Sainte Hildegarde de Bingen

Quand l’alimentation devient joie

Au XIIe siècle, une abbesse visionnaire transforme la manière de penser la santé et la cuisine. Hildegarde de Bingen, mystique et guérisseuse, fait de l’alimentation un chemin vers la joie et l’équilibre, dans une étonnante harmonie entre foi, nature et science.

Une femme aux multiples dons

Née en 1098, Hildegarde de Bingen est l’une des figures les plus fascinantes du Moyen Âge. Religieuse bénédictine, elle est aussi compositrice, poétesse, visionnaire, autrice de traités médicaux et cosmogoniques. Inspirée, dit-elle, par la lumière divine, elle rédige deux grands textes médicaux, Physica et Causae et curae, où elle décrit une médecine fondée sur la nature, le respect des rythmes de vie et l’harmonie intérieure. Elle voit dans chaque trouble du corps un écho des déséquilibres de l’âme : la santé ne peut exister sans paix intérieure. Cette vision, profondément unifiée, fait d’elle une pionnière d’une médecine holistique avant l’heure, fondée sur l’écoute, l’observation et la modération. Bien que marginalisée au fil des siècles, son œuvre connaît un regain d’intérêt depuis le XXe siècle.

Une diététique fondée sur l’harmonie

Hildegarde ne propose pas un régime figé, mais une philosophie alimentaire adaptée à chacun. Elle distingue les tempéraments (colériques, mélancoliques, flegmatiques…) et l’état de santé pour orienter les choix. Ce qui convient à une personne peut nuire à une autre.
L’épeautre non hybridé devient, dans sa pensée, la base idéale : il réchauffe, fortifie le sang, rend joyeux et soutient l’humeur.
Elle insiste sur les aliments de saison, recommande de cuire les légumes, et préfère les préparations simples comme les bouillons ou les galettes. Selon elle, les aliments crus, acides ou déséquilibrants — fraises, prunes, oignons crus, viande de porc — sont à éviter, sauf s’ils sont traités, macérés ou adoucis.
Manger selon Hildegarde, c’est chercher l’harmonie entre saveur, tempérament, saison et besoin intérieur. Une cuisine du soin autant que de l’âme.

Goûts, remèdes et spiritualité

La cuisine d’Hildegarde est traversée par une intuition fine des effets psychiques des aliments. Elle qualifie certains d’« aliments de la joie », comme le fenouil, la cannelle ou la muscade, non seulement pour leur action digestive ou stimulante, mais aussi pour leur impact sur l’âme.
L’amertume purifie, le sucré console, l’épicé vivifie.
Ses textes médicaux fourmillent de préparations où les épices se mêlent aux plantes, aux fruits cuits, aux céréales. On y trouve des galettes, des boissons fermentées, des bouillons et des onguents, souvent composés d’ingrédients simples, mais choisis avec une extrême précision.
Hildegarde pense aussi la digestion comme un acte sacré : elle conseille de ne pas dormir après le repas, de boire modérément et de rester en mouvement doux. Chaque geste de la table devient, pour elle, un acte d’alignement intérieur.
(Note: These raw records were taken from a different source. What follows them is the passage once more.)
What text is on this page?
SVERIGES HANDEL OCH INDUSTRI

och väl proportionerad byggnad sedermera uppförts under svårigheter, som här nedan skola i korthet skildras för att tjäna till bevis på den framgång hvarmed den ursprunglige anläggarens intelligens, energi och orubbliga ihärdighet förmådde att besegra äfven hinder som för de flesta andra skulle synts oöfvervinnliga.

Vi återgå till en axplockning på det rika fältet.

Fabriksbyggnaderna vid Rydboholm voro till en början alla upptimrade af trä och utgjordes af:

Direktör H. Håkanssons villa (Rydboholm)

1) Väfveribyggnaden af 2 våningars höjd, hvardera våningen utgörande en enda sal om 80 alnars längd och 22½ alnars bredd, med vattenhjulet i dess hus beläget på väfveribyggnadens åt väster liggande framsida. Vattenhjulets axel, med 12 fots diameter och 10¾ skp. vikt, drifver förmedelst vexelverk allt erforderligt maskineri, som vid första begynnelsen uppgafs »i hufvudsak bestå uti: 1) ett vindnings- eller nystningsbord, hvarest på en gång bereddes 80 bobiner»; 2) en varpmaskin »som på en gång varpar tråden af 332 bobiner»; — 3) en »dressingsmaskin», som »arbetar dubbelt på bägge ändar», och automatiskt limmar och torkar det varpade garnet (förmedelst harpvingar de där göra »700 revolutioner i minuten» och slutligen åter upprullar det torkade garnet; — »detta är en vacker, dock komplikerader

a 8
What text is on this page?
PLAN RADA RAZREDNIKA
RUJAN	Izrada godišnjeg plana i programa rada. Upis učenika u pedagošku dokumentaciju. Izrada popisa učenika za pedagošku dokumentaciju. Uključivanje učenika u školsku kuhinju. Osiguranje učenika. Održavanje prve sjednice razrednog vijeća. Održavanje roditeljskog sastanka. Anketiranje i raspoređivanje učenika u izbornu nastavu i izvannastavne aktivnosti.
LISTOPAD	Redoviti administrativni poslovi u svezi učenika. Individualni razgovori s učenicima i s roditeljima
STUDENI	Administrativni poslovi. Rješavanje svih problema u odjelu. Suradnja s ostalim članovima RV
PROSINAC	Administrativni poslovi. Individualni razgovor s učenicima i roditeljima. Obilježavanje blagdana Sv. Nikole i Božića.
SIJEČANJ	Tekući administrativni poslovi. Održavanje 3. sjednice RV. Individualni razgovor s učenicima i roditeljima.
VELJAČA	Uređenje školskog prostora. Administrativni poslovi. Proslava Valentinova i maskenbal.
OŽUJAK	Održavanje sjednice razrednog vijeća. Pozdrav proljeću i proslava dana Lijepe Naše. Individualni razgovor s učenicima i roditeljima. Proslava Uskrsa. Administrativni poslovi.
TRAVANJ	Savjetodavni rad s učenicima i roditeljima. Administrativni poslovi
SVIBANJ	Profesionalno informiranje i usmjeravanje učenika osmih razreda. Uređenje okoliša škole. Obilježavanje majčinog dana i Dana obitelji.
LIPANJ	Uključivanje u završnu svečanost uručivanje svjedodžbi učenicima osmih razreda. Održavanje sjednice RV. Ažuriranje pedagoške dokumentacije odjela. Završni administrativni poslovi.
Une sagesse pour aujourd’hui

Ce qui frappe dans l’approche d’Hildegarde, c’est sa modernité. Elle prône la prévention, la modération, la connaissance de soi et le respect du vivant.
Son rejet des excès, son souci de la saisonnalité, ses avertissements contre les poisons alimentaires… tout résonne avec les préoccupations actuelles.
Elle insiste sur le lien entre hygiène de vie, équilibre émotionnel et vitalité.
Une nourriture bien choisie ne se contente pas de nourrir : elle soigne, elle élève.
C’est une voie vers la joie, mais aussi vers la paix intérieure.
Son œuvre a inspiré, ces dernières décennies, des naturopathes, des médecins, des cuisiniers et des passionnés de santé intégrative, en quête d’un mode de vie plus respectueux, plus doux, plus aligné.
Manger avec Hildegarde, c’est goûter à une forme de sagesse intemporelle.

À travers ses écrits, Hildegarde cherchait à proposer une voie de réconciliation entre le corps, l’âme et la nature. Son approche de l’alimentation s’inscrit dans un projet plus large : vivre en harmonie avec soi-même et le monde, dans la modération, la joie et la conscience de ce que l’on consomme. Une sagesse ancienne, enracinée dans son temps, qui continue d’inspirer.